# The behavior of quotient groups under homomorphisms

We're learning normal subgroups, kernels, homomorphisms and isomorphisms in abstract algebra right now. I'm trying to tie the ends together:

I know that if $G$ is a group, $N$ a normal subgroup of $G$, and $\phi: G\to G′$ is a homomorphism then $\phi(N)$ is a normal subgroup of $G′$.

But can I say that quotient group $G/N$ is isomorphic to $G'/ \phi(N)$?

Let's assume that $\phi$ is a surjective homomorphism.

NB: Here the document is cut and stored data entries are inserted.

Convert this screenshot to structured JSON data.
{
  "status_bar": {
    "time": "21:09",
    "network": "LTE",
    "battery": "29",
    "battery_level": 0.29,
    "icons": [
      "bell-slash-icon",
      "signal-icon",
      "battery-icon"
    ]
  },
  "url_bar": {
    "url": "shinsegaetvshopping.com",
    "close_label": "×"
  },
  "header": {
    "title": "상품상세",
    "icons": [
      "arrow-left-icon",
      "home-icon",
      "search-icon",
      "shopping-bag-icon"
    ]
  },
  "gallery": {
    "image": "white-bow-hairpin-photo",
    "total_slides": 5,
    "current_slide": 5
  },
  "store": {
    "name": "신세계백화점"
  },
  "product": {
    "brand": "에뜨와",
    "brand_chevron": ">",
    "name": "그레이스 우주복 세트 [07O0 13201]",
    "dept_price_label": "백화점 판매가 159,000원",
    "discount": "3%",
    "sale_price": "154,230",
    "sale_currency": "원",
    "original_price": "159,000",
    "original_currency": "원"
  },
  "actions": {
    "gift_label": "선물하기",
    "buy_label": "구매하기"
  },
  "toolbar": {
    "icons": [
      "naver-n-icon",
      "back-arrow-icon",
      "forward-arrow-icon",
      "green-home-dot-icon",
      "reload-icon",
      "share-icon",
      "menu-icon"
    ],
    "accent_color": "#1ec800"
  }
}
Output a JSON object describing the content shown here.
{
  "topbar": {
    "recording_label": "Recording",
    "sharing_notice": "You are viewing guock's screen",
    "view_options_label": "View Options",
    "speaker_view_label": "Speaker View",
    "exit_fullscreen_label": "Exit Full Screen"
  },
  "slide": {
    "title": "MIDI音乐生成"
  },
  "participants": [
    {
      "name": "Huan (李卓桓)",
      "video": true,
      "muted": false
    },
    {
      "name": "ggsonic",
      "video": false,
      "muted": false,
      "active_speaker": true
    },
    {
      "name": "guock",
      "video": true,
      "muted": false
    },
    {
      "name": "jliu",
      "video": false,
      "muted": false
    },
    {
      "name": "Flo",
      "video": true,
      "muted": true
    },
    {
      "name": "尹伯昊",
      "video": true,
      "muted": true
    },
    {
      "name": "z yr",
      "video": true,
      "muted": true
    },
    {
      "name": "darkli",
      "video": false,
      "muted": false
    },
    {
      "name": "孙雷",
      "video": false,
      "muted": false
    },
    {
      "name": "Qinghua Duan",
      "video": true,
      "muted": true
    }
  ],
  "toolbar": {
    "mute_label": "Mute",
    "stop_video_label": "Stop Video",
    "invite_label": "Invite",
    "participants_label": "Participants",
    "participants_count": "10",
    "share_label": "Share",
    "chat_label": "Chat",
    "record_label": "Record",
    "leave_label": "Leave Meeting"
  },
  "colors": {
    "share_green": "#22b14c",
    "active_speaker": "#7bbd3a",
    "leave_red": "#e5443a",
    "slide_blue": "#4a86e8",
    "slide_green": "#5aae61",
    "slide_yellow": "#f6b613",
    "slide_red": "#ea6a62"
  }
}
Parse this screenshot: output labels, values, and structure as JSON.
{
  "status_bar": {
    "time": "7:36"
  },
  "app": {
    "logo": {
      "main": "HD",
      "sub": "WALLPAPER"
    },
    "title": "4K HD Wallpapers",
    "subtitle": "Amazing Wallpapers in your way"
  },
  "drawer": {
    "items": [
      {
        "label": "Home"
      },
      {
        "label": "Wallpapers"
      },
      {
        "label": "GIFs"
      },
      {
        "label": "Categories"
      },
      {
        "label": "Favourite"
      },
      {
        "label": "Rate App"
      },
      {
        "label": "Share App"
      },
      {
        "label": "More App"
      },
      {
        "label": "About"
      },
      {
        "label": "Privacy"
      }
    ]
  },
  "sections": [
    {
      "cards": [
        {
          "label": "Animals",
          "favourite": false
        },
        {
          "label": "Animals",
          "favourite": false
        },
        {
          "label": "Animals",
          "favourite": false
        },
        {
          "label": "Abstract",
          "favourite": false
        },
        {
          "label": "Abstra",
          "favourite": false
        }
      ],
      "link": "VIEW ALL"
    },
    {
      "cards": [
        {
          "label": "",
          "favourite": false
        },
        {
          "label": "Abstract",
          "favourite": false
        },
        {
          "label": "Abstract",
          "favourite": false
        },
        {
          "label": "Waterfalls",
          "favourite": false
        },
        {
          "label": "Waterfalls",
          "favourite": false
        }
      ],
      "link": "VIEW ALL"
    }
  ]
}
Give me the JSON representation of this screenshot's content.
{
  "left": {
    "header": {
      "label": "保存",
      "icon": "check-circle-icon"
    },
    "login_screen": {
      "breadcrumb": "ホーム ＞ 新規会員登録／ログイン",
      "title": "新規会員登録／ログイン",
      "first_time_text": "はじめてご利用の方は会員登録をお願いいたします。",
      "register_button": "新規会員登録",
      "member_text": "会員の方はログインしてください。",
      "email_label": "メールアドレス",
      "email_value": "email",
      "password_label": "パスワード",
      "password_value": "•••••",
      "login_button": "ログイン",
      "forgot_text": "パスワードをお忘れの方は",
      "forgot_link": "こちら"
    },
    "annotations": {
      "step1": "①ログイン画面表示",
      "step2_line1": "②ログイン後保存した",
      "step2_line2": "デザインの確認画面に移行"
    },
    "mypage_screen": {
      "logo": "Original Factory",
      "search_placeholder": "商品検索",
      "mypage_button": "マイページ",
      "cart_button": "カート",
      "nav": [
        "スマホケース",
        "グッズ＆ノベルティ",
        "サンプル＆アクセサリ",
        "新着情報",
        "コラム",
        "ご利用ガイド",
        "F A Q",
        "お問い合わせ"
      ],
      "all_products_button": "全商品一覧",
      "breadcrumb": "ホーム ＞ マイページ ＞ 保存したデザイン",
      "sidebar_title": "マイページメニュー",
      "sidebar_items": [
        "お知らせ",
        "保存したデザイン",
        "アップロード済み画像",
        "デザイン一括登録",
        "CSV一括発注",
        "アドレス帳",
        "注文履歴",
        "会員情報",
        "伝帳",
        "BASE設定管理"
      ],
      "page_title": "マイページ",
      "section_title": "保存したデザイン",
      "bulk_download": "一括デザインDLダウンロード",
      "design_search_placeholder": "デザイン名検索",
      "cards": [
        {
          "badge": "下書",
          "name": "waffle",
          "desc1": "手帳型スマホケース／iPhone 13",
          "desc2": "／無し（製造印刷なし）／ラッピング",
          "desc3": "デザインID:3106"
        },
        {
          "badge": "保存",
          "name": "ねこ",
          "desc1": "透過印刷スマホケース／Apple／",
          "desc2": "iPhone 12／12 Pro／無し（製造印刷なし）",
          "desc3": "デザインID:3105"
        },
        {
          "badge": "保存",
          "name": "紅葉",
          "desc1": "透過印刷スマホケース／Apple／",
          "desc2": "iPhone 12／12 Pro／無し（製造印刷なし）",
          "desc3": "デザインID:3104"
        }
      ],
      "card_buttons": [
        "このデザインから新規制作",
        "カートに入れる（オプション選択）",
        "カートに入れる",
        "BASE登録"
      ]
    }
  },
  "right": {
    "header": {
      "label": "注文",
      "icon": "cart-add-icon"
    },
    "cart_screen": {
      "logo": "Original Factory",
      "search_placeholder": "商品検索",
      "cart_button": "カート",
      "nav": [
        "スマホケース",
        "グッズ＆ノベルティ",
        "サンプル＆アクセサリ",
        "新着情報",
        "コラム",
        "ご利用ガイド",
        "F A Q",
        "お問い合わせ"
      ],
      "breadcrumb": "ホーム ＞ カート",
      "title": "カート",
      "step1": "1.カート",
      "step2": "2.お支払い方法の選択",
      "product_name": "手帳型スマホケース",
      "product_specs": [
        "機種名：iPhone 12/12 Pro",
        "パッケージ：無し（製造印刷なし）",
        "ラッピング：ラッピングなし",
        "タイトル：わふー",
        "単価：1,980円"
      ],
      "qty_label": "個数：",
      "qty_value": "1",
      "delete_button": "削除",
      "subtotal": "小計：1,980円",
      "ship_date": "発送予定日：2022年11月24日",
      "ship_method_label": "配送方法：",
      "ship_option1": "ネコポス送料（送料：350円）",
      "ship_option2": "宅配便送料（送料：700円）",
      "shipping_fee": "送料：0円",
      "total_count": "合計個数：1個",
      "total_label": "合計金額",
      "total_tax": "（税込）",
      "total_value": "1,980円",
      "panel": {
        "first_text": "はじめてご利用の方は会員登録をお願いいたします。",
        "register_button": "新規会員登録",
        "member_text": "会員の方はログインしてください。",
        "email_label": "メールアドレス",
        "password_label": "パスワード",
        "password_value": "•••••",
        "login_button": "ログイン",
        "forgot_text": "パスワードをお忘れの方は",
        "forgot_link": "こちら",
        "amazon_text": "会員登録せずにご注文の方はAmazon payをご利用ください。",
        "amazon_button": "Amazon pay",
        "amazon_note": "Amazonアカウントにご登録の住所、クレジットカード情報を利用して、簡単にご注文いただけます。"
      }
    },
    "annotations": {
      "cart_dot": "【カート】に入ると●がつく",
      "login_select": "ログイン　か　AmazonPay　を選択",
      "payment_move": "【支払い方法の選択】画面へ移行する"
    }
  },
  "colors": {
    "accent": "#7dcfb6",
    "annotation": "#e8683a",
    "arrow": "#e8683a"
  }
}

• Are you assuming that $\phi$ is a surjective homomorphism? – cws Oct 22 '14 at 4:20
• Yes, come to think of it -- that probably makes sense since a trivial or non-surjective homomorphisms would clearly make the statement false. – user138798 Oct 22 '14 at 4:27

Consider the homomorphism $\phi:\mathbb{Z} \times \mathbb{Z} \to \mathbb{Z}$ defined by $(1,0),(0,1) \mapsto 1$ and note that $\langle (1,0) \rangle$ is a proper normal subgroup of $\mathbb{Z} \times \mathbb{Z}$. It is clear that $\phi \langle (1,0) \rangle=\mathbb Z$ since $(x,0) \mapsto x$. But $$\frac{\mathbb Z \times \mathbb Z}{\langle (1,0) \rangle} \cong \mathbb Z \not \cong 1 \cong \mathbb Z /\mathbb Z.$$
You can actually just consider $N=G' \times \{1_{G'}\}$ and $G=G' \times G'$ then do essentially the same coordinate mapping I did in the integer example (and have $G'$ be nontrivial) for a class of examples.
Note that if $\phi: G \to G'$ is an isomorphism then it is true. See this question.